Continuing the dialog with Troy Magennis on estimating lead times

/Continuing the dialog with Troy Magennis on estimating lead times

Continuing the dialog with Troy Magennis on estimating lead times

When I posted my previous blog entry on estimating when a task would be complete, I hoped that Troy Magennis would weigh in. He did with an excellent comment to that entry. You should check it out.

I think  difference of our approaches comes down to this. If  you need a single a priori distribution to estimate the end-to-end completion times, Weibull is probably the way to go (Some prefer Rayleigh). I agree with Troy’s reasoning and know that he has a great deal of success with how he uses them. Certainly, as Troy points out, Weibull is a better choice than triangular is this case.

In the approach I advocate, one builds up a chain of distributions and combines them using Monte Carlo simulation. In the example in the previous entry, one distribution is when the work would start and the other is the duration of the work. One might add a third for the time it takes for the work to be accepted. Using triangular distributions for the component distributions does make sense:

  • They are easy to elicit – Asking for best case, worse case, likely case is easier than estimating the Weibull parameters. Indeed, following Douglas Hubbard’s ideas in his text How to Measure Anything,  staff can be easily trained to provide the triangular  parameters.
  • They give one several control points in the process and support a ‘what-if’ analysis.
  • I suspect, but don’t know, this approach converges to Weibull.

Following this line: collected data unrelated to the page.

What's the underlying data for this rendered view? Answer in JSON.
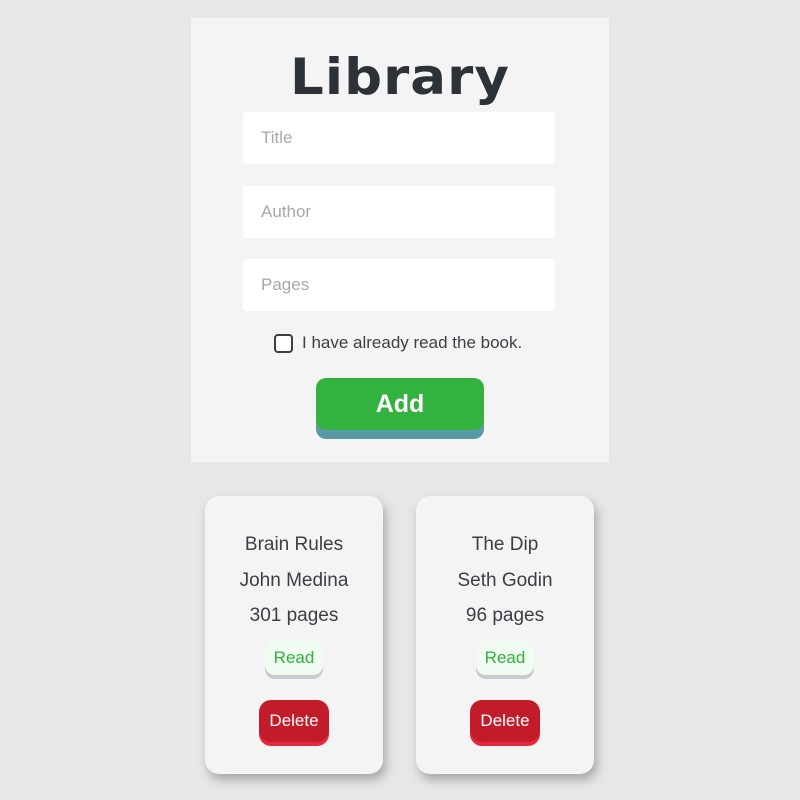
{
  "app": {
    "title": "Library"
  },
  "form": {
    "title_placeholder": "Title",
    "author_placeholder": "Author",
    "pages_placeholder": "Pages",
    "read_checkbox_label": "I have already read the book.",
    "read_checked": false,
    "add_label": "Add"
  },
  "books": [
    {
      "title": "Brain Rules",
      "author": "John Medina",
      "pages": "301 pages",
      "read_label": "Read",
      "delete_label": "Delete"
    },
    {
      "title": "The Dip",
      "author": "Seth Godin",
      "pages": "96 pages",
      "read_label": "Read",
      "delete_label": "Delete"
    }
  ],
  "colors": {
    "background": "#e8e7e5",
    "panel": "#f4f4f4",
    "add_button": "#34b23f",
    "read_text": "#2fb33a",
    "delete_button": "#c21c2a",
    "text": "#3a3f45"
  }
}
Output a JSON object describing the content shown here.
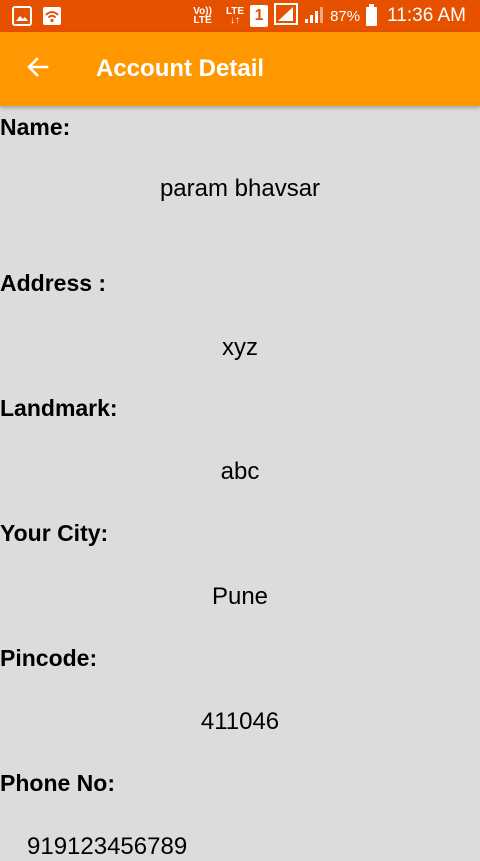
{
  "status_bar": {
    "lte_top": "Vo))",
    "lte_bottom": "LTE",
    "lte2_top": "LTE",
    "lte2_bottom": "↓↑",
    "sim": "1",
    "battery": "87%",
    "time": "11:36 AM"
  },
  "app_bar": {
    "title": "Account Detail"
  },
  "account": {
    "name_label": "Name:",
    "name_value": "param bhavsar",
    "address_label": "Address :",
    "address_value": "xyz",
    "landmark_label": "Landmark:",
    "landmark_value": "abc",
    "city_label": "Your City:",
    "city_value": "Pune",
    "pincode_label": "Pincode:",
    "pincode_value": "411046",
    "phone_label": "Phone No:",
    "phone_value": "919123456789"
  }
}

So, which to choose? I think the consultant’s answer is best, “It depends.” If you want a good, workable view of the lead times, go with Weibull. If you want the more granular view of the process and can  do Monte Carlo simulation, I would suggest building the chain of triangular distributions.

Again, thanks for Troy for weighing in. I look forward to continuing the dialog. They may be interesting hybrids. Are there any other opinions out there?

By | 2016-11-17T14:30:56+00:00 February 25th, 2014|News|1 Comment

About the Author:

I'm founder and CTO of Aptage. I help Management teams and professionals manage better in the face of uncertainty.

One Comment

  1. troymagennis February 28, 2014 at 4:52 pm - Reply

    Hi Murray,

    Thanks for your follow-up note.

    Just a quick question: Do you get people to estimate the “start time” distribution for all tasks? Wouldn’t they just need to estimate the first task start time, and the other tasks cascade from there? I think that’s how i read your material.

    I think we actually do the same or very similar thing (depending on the answer above). I model with this granularity when looking deeper into sensitivity analysis. It does answer different questions, namely being if there is one thing I could spend money to accelerate or fix, what would it be. I take a slightly different approach though i’d like to share –

    1. I get teams to estimate the 10th and 90th percent estimate, like Hubbard and Evans suggest. 5 or 95 if they are detail oriented OCD type of folks (AKA devs)!
    2. I model using UNIFORM distribution (maximum entropy, and who can really be sure within that range)
    3. I perform a sensitivity analysis to determine what factors matter most in this
    4. I revisit the top 10 with experts and do more analysis of distribution assessment.
    5. I update the model and make decisions based on this.

    My view is, that if the factor isn’t important at uniform distribution, it wont be significant at any of the other distributions, which dampen one end, normally the high bound. If I can prove those aspects are “less important” I can drive focus on the ones that are. Normally, defect rates, dependencies, and just a few tasks turn out to be key.

    It is going to take a lot of convincing for me to sign-up for people being capable to accurately estimate (with respect to Hubbard and Evans) factors that are un-related to the original task starting or work time. I agree they can estimate numerical absolutes related to “their” influence of work time, but not others like: critical prod issue impacting them, or paternity leave of a critical team member, etc. My gut guess with your simulation is the result would NOT be “Weibull”. I think the estimates are all correlated with the original tasks. If it has a tail, it will be thick. Law of large numbers would lead to a more Normal distribution. What are you seeing in actual shapes?

    Here is my consultant “It Depends” decision tree:

    If answering questions on: Staff and Date: Monte Carlo on Lead Time, defect rate, scope creep, amount of work scenarios, and teams sizes/skills.

    If answering questions on management interventions, I model in more detail the influences on lead time to do sensitivity analysis. I break down cycle time into its constituent aspects, sensitivity test, and refine distributions only on the ones that matter.

    Love the discussion,
    Troy.

    PS. Weibull is the family of distribution. Rayleigh is a form of Weibull with a shape parameter of 2.0. This is one reason i like Weibull as my guess for lead-time distributions. I can see how different practices drive that shape parameter lower with more focus on reducing “delays” “queues” with Lean or Agile practices….So I think we all agree on the same shape, but still looking for the black swan to prove me wrong here.